Ukraine : le girls band d’extrême droite Les Brigandes en voyage dans le Donbass

Ukraine : le girls band d’extrême droite Les Brigandes en voyage dans le Donbass

Tourisme de guerre et comptines anti grand remplacement

Les Choristes | Infos StreetPress | par | 24 Novembre 2016

Ukraine : le girls band d’extrême droite Les Brigandes en voyage dans le Donbass

À la mi-octobre, Les Brigandes, le groupe de musique préféré de la fachosphère, s’est offert un séjour dans le Donbass. Une opé de propagande rondement menée par l’autoproclamée République populaire de Donetsk.

Clip La visite des Brigandes

Face au balcon où les séparatistes pro-russes ont proclamé unilatéralement la République populaire de Donetsk (DNR), un petit groupe de touristes français écoute attentivement les explications de leur guide. Carte à l’appui, ce dernier leur assure que la région a toujours été russe. « Ce sont les communistes qui ont construit l’Ukraine. Tous les nationalistes devraient être pour son démantèlement », martèle l’homme à la casquette de grand-père.

Les brigandes, girls band d’extrême-droite

Antoine et Roxane écoutent avec attention ce cours d’histoire revisité. Tous deux sont membres du groupe de musique folklorique d’extrême-droite les Brigandes. Du 16 au 22 octobre, les deux compères, et un troisième visiteur, ont sillonné le Donbass, du centre-ville décrépis de Donetsk à Lougansk. Sur place, les huiles du coin leur ont déroulé le tapis rouge, tandis qu’une cadreuse filmait leurs moindres faits et gestes. Normal : le voyage était organisé par le service de presse de la République autoproclamée…

Ce n’est pas la première fois que les Brigandes, le girls band le plus couru de la fachosphère, fait parler de lui. Sur la toile, leurs chansons politico-folkloriques sont vues plusieurs centaines de milliers de fois. Dans leur viseur ? Les antifas, les juifs, les migrants, les médias et les hommes politiques… Le groupe a même été invité à jouer au congrès de la revue Synthèse Nationale devant un parterre de pontes de l’extrême-droite la plus radicale : Jean-Marie Le Pen, Serge Ayoub ou Roland Hélie…

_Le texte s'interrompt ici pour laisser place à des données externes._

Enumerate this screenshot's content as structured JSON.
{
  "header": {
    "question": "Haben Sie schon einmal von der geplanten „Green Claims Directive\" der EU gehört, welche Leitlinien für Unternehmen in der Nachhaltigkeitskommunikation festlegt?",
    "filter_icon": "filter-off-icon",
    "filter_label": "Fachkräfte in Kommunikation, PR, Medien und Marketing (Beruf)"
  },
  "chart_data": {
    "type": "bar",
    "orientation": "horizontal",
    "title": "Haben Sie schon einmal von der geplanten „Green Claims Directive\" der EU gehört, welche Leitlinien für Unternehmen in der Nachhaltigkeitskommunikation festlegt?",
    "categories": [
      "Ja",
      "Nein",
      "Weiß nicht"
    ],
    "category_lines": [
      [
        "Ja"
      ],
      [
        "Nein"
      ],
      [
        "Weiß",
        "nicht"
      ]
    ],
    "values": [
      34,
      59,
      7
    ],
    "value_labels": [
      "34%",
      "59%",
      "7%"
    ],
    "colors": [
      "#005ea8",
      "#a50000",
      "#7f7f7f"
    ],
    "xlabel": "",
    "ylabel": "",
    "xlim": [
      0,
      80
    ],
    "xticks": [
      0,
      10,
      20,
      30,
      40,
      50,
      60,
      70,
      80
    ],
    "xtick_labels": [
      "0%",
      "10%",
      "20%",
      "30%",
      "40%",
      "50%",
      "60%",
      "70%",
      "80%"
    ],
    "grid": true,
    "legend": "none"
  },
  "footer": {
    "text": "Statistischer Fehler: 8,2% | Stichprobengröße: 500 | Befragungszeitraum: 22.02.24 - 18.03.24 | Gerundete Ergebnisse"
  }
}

Tourisme de guerre et propagande

Dans une vidéo publiée au lendemain du départ des Brigandes, Christelle Néant, une Française qui collabore avec le bureau de presse de la République autoproclamée, se réjouit du passage de ces VIPs. C’est elle qui a organisée leur voyage :

« Tous ont été très contents de leur visite. J’espère que ce petit groupe ouvrira la voie à des groupes plus importants. »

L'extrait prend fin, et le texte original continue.